Il teatro di intervento sociale è figlio di una collaborazione dell’Atelier Théâtre burkinabé con il Brasile, attraverso il lavoro di Augusto Boal, regista, scrittore e politico brasiliano. Tra gli anni Settanta e Ottanta l’ATB, primo grande centro teatrale di Ouagadougu, entrò in contatto con il Teatro dell’Oppresso fondato da Boal. Grazie a questa connessione si è diffusa la cultura degli spettacoli di educazione popolare. Con il tempo è poi maturato un certo gusto per la qualità che ha favorito la diffusione di un teatro d’autore che ha determinato l’incremento della nascita di centri adibiti a questa pratica con delle troupe e dei teatrali stabili. Le generazioni teatranti successive hanno dato vita al CITO, Carrefour International de Théâtre, l’unico teatro in Africa occidentale che porta avanti una programmazione stagionale e crea tre o quattro produzioni ogni anno. Gli spettacoli ottengono il tutto esaurito ogni sera con spettacoli che godono di teniture anche mensili, e questa è solo una delle tante dinamiche realtà presenti sul territorio. Inoltre, il Burkina Faso è dimora di rinomati festival di arti visive come Les Récréâtrales, Furthermore, il Festival International des Masques et des Arts (FESTIMA) e il Festival Panafricain du Cinéma de Ouagadougou, il più grande festival di cinema del west Africa.
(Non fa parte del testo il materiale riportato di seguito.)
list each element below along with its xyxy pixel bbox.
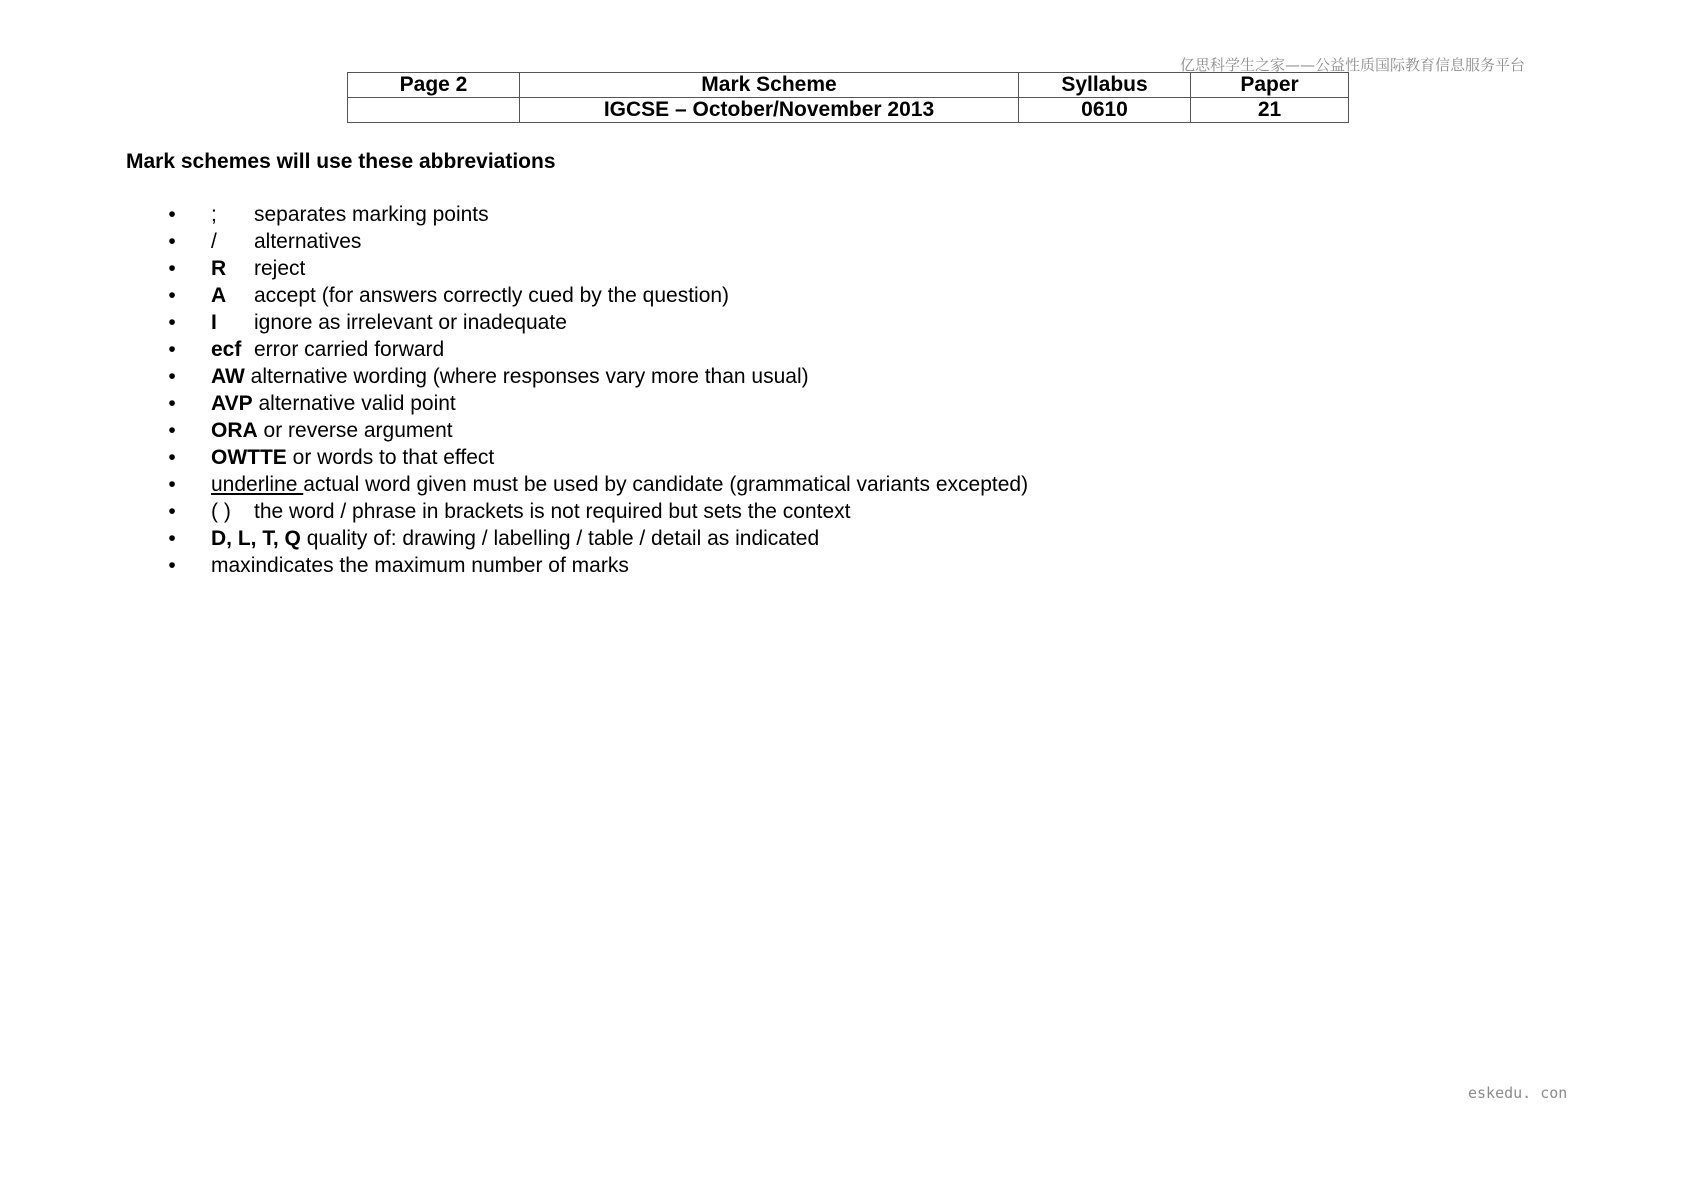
abbreviation-symbol: /: [211, 230, 217, 253]
bullet-icon: •: [168, 500, 176, 523]
bullet-icon: •: [168, 338, 176, 361]
bullet-icon: •: [168, 365, 176, 388]
abbreviation-symbol: D, L, T, Q: [211, 527, 301, 550]
watermark-bottom-text: eskedu. con: [1468, 1084, 1568, 1102]
abbreviation-symbol: ;: [211, 203, 217, 226]
abbreviation-description: ignore as irrelevant or inadequate: [254, 311, 567, 334]
abbreviation-description: alternative valid point: [258, 392, 456, 415]
bullet-icon: •: [168, 446, 176, 469]
bullet-icon: •: [168, 203, 176, 226]
header-row-1: [348, 73, 1349, 98]
abbreviation-description: separates marking points: [254, 203, 489, 226]
document-title-cell: Mark Scheme: [520, 73, 1019, 98]
abbreviation-symbol: ( ): [211, 500, 231, 523]
abbreviation-description: the word / phrase in brackets is not required but sets the context: [254, 500, 851, 523]
abbreviation-description: alternatives: [254, 230, 362, 253]
paper-label-cell: Paper: [1191, 73, 1349, 98]
abbreviation-description: accept (for answers correctly cued by the question): [254, 284, 730, 307]
abbreviation-symbol: underline: [211, 473, 304, 496]
section-heading: Mark schemes will use these abbreviations: [126, 150, 556, 173]
paper-number-cell: 21: [1191, 98, 1349, 123]
bullet-icon: •: [168, 284, 176, 307]
bullet-icon: •: [168, 473, 176, 496]
abbreviation-symbol: AW: [211, 365, 245, 388]
abbreviation-description: error carried forward: [254, 338, 445, 361]
syllabus-code-cell: 0610: [1019, 98, 1191, 123]
header-row-2: [348, 98, 1349, 123]
abbreviation-description: actual word given must be used by candidate (grammatical variants excepted): [303, 473, 1029, 496]
abbreviation-description: or words to that effect: [292, 446, 495, 469]
bullet-icon: •: [168, 257, 176, 280]
abbreviation-symbol: max: [211, 554, 251, 577]
syllabus-label-cell: Syllabus: [1019, 73, 1191, 98]
abbreviation-description: indicates the maximum number of marks: [250, 554, 629, 577]
bullet-icon: •: [168, 392, 176, 415]
watermark-top-text: 亿思科学生之家——公益性质国际教育信息服务平台: [1180, 56, 1526, 74]
page-number-cell: Page 2: [348, 73, 520, 98]
bullet-icon: •: [168, 230, 176, 253]
bullet-icon: •: [168, 527, 176, 550]
abbreviation-description: quality of: drawing / labelling / table / detail as indicated: [306, 527, 820, 550]
abbreviation-symbol: A: [211, 284, 227, 307]
bullet-icon: •: [168, 554, 176, 577]
abbreviation-symbol: OWTTE: [211, 446, 287, 469]
exam-session-cell: IGCSE – October/November 2013: [520, 98, 1019, 123]
bullet-icon: •: [168, 419, 176, 442]
abbreviation-symbol: AVP: [211, 392, 253, 415]
bullet-icon: •: [168, 311, 176, 334]
abbreviation-symbol: ORA: [211, 419, 258, 442]
abbreviation-description: alternative wording (where responses vary more than usual): [250, 365, 809, 388]
abbreviation-description: reject: [254, 257, 306, 280]
abbreviation-symbol: I: [211, 311, 217, 334]
abbreviation-description: or reverse argument: [263, 419, 453, 442]
abbreviation-symbol: ecf: [211, 338, 242, 361]
abbreviation-symbol: R: [211, 257, 227, 280]
empty-cell: [348, 98, 520, 123]
header-table: [347, 72, 1349, 123]
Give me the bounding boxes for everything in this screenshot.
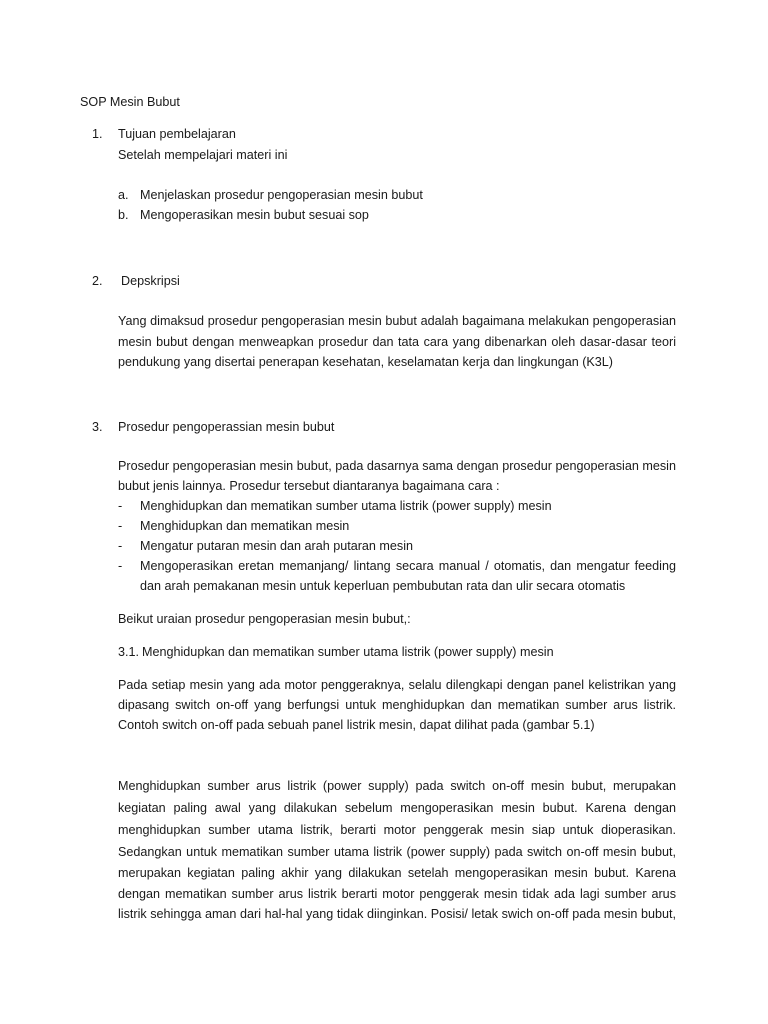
bullet-item-continuation: dan arah pemakanan mesin untuk keperluan pembubutan rata dan ulir secara otomatis — [140, 579, 626, 593]
section-2-number: 2. — [92, 274, 103, 288]
list-marker: b. — [118, 208, 129, 222]
subsection-number: 3.1. — [118, 645, 140, 659]
bullet-marker: - — [118, 499, 123, 513]
bullet-item: Mengoperasikan eretan memanjang/ lintang secara manual / otomatis, dan mengatur feeding — [140, 559, 676, 573]
paragraph-line: Contoh switch on-off pada sebuah panel listrik mesin, dapat dilihat pada (gambar 5.1) — [118, 718, 595, 732]
list-item: Mengoperasikan mesin bubut sesuai sop — [140, 208, 369, 222]
bullet-marker: - — [118, 539, 123, 553]
paragraph-line: Yang dimaksud prosedur pengoperasian mesin bubut adalah bagaimana melakukan pengoperasian — [118, 314, 676, 328]
bullet-marker: - — [118, 559, 123, 573]
document-title: SOP Mesin Bubut — [80, 95, 180, 109]
section-1-number: 1. — [92, 127, 103, 141]
bullet-marker: - — [118, 519, 123, 533]
paragraph-line: dipasang switch on-off yang berfungsi untuk menghidupkan dan mematikan sumber arus listrik. — [118, 698, 676, 712]
paragraph-line: Prosedur pengoperasian mesin bubut, pada dasarnya sama dengan prosedur pengoperasian mesin — [118, 459, 676, 473]
list-marker: a. — [118, 188, 129, 202]
paragraph-line: menghidupkan sumber utama listrik, berarti motor penggerak mesin siap untuk dioperasikan. — [118, 823, 676, 837]
paragraph-line: Menghidupkan sumber arus listrik (power supply) pada switch on-off mesin bubut, merupakan — [118, 779, 676, 793]
paragraph-line: merupakan kegiatan paling akhir yang dilakukan setelah mengoperasikan mesin bubut. Karena — [118, 866, 676, 880]
bullet-item: Menghidupkan dan mematikan mesin — [140, 519, 350, 533]
section-3-title: Prosedur pengoperassian mesin bubut — [118, 420, 335, 434]
paragraph-line: bubut jenis lainnya. Prosedur tersebut diantaranya bagaimana cara : — [118, 479, 500, 493]
subsection-title: Menghidupkan dan mematikan sumber utama listrik (power supply) mesin — [142, 645, 554, 659]
paragraph-line: Pada setiap mesin yang ada motor penggeraknya, selalu dilengkapi dengan panel kelistrikan yang — [118, 678, 676, 692]
paragraph-line: dengan mematikan sumber arus listrik berarti motor penggerak mesin tidak ada lagi sumber arus — [118, 887, 676, 901]
lead-text: Beikut uraian prosedur pengoperasian mesin bubut,: — [118, 612, 411, 626]
bullet-item: Menghidupkan dan mematikan sumber utama listrik (power supply) mesin — [140, 499, 552, 513]
list-item: Menjelaskan prosedur pengoperasian mesin bubut — [140, 188, 423, 202]
bullet-item: Mengatur putaran mesin dan arah putaran mesin — [140, 539, 414, 553]
section-1-intro: Setelah mempelajari materi ini — [118, 148, 288, 162]
paragraph-line: Sedangkan untuk mematikan sumber utama listrik (power supply) pada switch on-off mesin bubut, — [118, 845, 676, 859]
paragraph-line: listrik sehingga aman dari hal-hal yang tidak diinginkan. Posisi/ letak swich on-off pada mesin bubut, — [118, 907, 676, 921]
paragraph-line: pendukung yang disertai penerapan kesehatan, keselamatan kerja dan lingkungan (K3L) — [118, 355, 613, 369]
section-1-title: Tujuan pembelajaran — [118, 127, 236, 141]
section-2-title: Depskripsi — [121, 274, 180, 288]
paragraph-line: kegiatan paling awal yang dilakukan sebelum mengoperasikan mesin bubut. Karena dengan — [118, 801, 676, 815]
section-3-number: 3. — [92, 420, 103, 434]
paragraph-line: mesin bubut dengan menweapkan prosedur dan tata cara yang dibenarkan oleh dasar-dasar teori — [118, 335, 676, 349]
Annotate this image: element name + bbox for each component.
In una terra in cui il rito fa parte della quotidianità, nella musica come nel teatro, l’arte ha ancora una funzione vitale e sociale. Tradizionalmente, la figura dell’attore come anche quella del musicista è affidata al griot, custode della tradizione musicale ed orale che ricorda l’occidentale cantastorie. In questo contesto moderno in cui tutto si mischia, racconti e modalità di narrazione vengono riadattati per il teatro. La figura professionale è quindi mutata dal griot all’attore che, nonostante abbia maturato una formazione attoriale resta altamente rispettoso della tradizione. Questa è la forza e la bellezza africana. Radicato è anche il ruolo della maschera che, a differenza di quanto accade in Occidente, non ha funzioni teatrali, ma è parte di rituali sociali, mistici e religiosi. Raffigurando semi-dei antropomorfi, oggetti sacri, indossate da anonimi iniziati, le maschere hanno funzioni sociali legate alla cosmogonia e fungono da tramite con gli Dei. «Esse – esplicita Fusi – non sono subordinate alle leggi degli uomini poiché lo spirito della maschera possiede l’uomo quando egli si trova in uno stato di trance. Utilizzate per i funerali degli anziani e in alcuni momenti dell’anno importanti per l’agricoltura, la maschera non dà spettacolo, ma semplicemente esiste creando intorno a sé un cerchio magico spettacolare».
L’impressione, molto spesso, è che in Africa la gente possieda due volti, due identità: la prima pro-occidentale, apparentemente non lontana dalla nostra, e poi quella radicata, quella dei sacrifici, dei rituali, alla quale spesso l’occidentale non ha accesso. Gli elementi culturali tradizionali continuano ad essere custoditi con deferenza e consapevolezza, si tratta di un sapere per lo più iniziatico e tramandato oralmente, con generosità e ragguardevole solennità. In Burkina Faso il teatro così come la musica e la danza sono parte di un rito antico quanto l’uomo, Gambidi è uno tra tanti luoghi in cui si protegge questo spirito sublimandolo tanto nel quotidiano quanto nell’ ideale innestando cultura antica agli stimoli che arrivano dall’occidente.